Laker softball coach Megan Corriea said she doesn’t keep track of how many of her former players have moved on to four-year schools, but it’s an impressive number — several most seasons.
“That’s what their goal is,” she said. “We come in and talk about what school is the right fit for them and go from there.”
Menicucci described Corriea as the driving force for the players to get an opportunity at the next level — talking with coaches and scouting out possible schools.
“She works for it,” Menicucci said. “She basically plays the mom role.”

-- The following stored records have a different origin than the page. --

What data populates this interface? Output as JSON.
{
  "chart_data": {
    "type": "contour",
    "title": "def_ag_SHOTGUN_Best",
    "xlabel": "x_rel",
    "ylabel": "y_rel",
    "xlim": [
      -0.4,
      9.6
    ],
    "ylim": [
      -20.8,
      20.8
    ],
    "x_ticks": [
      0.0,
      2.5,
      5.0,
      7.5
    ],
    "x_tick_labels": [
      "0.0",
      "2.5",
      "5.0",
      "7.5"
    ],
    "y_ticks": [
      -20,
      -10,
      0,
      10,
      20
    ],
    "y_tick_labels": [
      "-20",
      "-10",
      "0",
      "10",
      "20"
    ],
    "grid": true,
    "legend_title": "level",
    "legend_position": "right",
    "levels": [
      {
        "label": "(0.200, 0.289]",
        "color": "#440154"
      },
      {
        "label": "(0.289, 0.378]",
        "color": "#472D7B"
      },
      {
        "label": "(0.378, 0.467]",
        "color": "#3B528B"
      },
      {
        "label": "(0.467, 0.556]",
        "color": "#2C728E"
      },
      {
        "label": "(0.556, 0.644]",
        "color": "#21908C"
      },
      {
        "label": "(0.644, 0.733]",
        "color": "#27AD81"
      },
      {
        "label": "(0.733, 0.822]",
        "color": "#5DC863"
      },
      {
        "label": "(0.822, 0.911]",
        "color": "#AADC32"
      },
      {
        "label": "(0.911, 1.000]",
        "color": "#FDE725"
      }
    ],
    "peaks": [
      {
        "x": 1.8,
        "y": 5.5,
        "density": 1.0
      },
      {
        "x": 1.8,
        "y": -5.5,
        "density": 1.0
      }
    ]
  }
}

Morrow and Bowling both have extended family in the Kentucky area, and said Union College is a lot like SWOCC.
“They’re a very small school,” Bowling said. “They’re athletically oriented. They even have a lake on campus.”
“It fit perfectly,” said Morrow. “They were looking for a pitcher (Morrow) and an outfielder (Bowling).”
Simonis, meanwhile, is headed toward Hawaii, a big change for the outfielder from the Portland area.
“I had an opportunity to live out all my dreams,” she said. “Their program is a lot like the way I play. They work really hard.”
Hawaii Pacific is a Division II school, just like Cal State San Bernardino, where Menicucci will play.
“It’s a great opportunity,” Menicucci, an infielder, said. “Not many people get that opportunity. I’m grateful for it.”
Like Eharis, the softball players have specific educational plans. Simonis wants to be a college math instructor and coach, while Menicucci wants to be a primary school teacher. Bowling plans to get a degree in psychology, and Morrow will study biology.
Unlike Eharis, the softball players still have more season. They are in third place in the tough NWAACC South Region.
“It’s nice to get them signed before the season’s over,” Corriea said. “It takes the pressure off.”